Generation and evolution of the orbital angular coherence momentum of mutual coherence tensor for stochastic optical fields
The statistical properties of light play an important role in determining the result of most optical experiment. It has long been recognized that correlations provides a very convenient method in describing the statistical properties of light. In particular, the cross correlation between the fluctuating fields at different space time points, known as the coherence function, is a quantity of great interest. Another important manifestation of the random fluctuations is the phenomenon of partial polarization. In recent years, the unification of the phenomena of coherence and polarization has attracted new interests and some developments have been made to demonstrate the usefulness of this more comprehensive formulation of correlation effects in stochastic electromagnetic beams.

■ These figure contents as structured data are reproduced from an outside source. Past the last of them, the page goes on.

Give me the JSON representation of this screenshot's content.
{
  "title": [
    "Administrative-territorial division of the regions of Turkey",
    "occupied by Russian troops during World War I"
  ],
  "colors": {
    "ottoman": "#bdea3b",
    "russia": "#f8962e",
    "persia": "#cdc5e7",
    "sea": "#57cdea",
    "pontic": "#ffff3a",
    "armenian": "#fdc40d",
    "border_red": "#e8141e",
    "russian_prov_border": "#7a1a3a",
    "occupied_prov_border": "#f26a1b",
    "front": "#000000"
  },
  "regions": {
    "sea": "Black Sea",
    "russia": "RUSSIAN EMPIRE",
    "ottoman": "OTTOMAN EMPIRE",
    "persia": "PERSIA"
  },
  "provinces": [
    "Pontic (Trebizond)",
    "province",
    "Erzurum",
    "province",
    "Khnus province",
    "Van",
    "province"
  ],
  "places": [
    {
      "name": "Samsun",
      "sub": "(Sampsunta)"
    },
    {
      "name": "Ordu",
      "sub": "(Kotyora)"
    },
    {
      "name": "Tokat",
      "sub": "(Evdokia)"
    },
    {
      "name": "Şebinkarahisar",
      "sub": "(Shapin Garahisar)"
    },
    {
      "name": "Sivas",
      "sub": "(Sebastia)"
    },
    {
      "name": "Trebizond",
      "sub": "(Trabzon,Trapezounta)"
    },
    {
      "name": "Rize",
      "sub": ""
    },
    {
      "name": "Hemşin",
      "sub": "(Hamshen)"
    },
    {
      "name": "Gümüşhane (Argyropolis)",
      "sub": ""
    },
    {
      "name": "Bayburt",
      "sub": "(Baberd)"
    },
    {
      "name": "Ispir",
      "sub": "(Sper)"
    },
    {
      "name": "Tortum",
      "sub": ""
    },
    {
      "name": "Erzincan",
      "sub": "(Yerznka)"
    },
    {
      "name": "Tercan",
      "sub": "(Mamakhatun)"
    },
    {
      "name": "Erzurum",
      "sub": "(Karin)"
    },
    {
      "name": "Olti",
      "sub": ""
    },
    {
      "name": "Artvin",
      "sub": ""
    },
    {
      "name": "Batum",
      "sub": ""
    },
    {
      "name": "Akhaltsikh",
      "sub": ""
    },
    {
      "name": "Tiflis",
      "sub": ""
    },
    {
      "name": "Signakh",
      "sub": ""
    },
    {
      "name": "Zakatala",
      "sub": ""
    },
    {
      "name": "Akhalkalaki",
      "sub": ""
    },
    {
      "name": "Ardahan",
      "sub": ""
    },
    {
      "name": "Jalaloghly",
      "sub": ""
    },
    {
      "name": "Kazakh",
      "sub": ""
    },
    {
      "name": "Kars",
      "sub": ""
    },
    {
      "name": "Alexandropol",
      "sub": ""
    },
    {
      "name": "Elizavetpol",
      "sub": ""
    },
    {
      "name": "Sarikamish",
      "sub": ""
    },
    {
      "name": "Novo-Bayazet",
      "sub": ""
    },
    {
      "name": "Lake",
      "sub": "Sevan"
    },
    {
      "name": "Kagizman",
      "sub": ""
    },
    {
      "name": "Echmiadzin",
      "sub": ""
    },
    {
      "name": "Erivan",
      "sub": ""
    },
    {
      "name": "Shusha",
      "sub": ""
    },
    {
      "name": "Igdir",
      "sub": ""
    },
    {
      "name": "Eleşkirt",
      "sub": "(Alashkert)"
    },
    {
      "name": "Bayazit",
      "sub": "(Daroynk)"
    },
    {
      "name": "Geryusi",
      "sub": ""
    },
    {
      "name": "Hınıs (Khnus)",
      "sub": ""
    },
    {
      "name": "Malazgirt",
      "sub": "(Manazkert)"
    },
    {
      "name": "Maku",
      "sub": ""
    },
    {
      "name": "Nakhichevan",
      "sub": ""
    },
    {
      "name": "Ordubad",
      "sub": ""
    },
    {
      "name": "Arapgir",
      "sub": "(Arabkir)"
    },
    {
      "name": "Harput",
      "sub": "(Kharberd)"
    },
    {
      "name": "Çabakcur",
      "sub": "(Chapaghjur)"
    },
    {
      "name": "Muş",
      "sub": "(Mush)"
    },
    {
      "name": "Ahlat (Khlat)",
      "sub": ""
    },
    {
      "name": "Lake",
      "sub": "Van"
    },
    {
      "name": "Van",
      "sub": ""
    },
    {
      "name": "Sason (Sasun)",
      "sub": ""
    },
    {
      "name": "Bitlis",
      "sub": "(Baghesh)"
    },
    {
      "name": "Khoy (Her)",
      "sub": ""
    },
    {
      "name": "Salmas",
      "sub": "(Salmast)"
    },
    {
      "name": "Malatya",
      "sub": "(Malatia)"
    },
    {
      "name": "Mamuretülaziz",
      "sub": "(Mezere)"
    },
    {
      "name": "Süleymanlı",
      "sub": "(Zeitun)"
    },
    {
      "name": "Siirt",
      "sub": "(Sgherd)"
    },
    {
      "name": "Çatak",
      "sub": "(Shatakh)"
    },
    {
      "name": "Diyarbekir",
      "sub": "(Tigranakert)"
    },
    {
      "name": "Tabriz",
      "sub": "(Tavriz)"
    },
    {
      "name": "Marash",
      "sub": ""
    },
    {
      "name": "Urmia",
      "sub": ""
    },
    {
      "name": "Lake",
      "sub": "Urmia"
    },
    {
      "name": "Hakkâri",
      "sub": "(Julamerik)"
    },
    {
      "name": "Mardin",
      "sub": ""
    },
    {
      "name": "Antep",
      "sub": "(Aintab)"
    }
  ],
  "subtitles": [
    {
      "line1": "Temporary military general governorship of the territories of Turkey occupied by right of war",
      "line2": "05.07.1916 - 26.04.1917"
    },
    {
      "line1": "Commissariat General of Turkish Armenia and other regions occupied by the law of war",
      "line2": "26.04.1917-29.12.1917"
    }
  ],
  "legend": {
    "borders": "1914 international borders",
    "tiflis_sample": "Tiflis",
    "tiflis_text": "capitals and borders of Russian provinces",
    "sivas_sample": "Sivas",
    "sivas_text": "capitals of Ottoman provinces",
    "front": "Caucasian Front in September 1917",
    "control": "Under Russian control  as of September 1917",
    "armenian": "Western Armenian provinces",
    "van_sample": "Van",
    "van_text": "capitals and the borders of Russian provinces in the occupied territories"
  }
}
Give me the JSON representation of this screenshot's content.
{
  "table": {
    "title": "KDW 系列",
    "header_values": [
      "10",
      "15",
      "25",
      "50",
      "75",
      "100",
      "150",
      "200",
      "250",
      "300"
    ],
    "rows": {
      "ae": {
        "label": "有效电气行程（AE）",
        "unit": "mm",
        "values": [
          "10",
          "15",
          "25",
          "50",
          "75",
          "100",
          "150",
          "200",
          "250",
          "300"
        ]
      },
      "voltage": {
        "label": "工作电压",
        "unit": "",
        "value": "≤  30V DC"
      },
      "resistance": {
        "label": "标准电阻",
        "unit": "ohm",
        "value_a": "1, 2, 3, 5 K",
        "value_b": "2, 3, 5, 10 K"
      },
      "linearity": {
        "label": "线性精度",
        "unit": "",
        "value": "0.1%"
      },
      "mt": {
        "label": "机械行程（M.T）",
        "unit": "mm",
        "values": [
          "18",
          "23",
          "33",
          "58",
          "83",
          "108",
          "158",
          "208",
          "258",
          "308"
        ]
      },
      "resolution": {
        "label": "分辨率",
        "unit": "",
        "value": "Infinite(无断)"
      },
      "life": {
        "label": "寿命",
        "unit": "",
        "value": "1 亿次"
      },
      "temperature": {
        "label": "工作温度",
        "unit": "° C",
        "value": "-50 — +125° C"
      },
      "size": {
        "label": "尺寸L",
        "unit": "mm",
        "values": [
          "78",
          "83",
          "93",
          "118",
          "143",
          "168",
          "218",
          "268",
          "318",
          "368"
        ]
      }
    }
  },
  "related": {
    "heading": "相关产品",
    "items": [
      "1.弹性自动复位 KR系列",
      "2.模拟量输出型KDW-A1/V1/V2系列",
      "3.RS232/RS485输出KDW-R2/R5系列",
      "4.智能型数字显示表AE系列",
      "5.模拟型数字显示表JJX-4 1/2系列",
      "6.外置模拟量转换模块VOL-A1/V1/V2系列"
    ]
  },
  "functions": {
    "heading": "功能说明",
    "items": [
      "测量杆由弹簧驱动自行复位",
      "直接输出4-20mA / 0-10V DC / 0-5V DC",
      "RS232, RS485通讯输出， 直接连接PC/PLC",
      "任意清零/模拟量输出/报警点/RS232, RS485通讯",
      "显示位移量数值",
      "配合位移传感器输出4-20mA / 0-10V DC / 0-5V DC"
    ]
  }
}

On the other hand, optical vortices or phase singularities in optical fields have been known for a long time, and extensive studies have been made on their basic properties since the seminal work of Nye and Berry in the early 1970s. Among various fantastic features possessed by optical vortices, the existence of the orbital angular momentum of light is one of the most fundamental properties. Recently, the field of singular optics has been extended to the realm of correlation functions, where a new term coherence vortices has been introduced to refer to phase singularities of the complex coherence function. We have presented a direct experimental evidence of the phase singularity of coherence function, and observed a newly defined quantity orbital angular coherence momentum associated with the coherence vortex. In this talk, we will present the theoretical and experimental investigations into the newly introduced spin and orbital angular momenta of coherence tensor. Some associated properties such as the fractional coherence vortex with its analogy to Aharonov-Bohm effect and Fujiwhara effect between two coherence vortices are also investigated for the first time.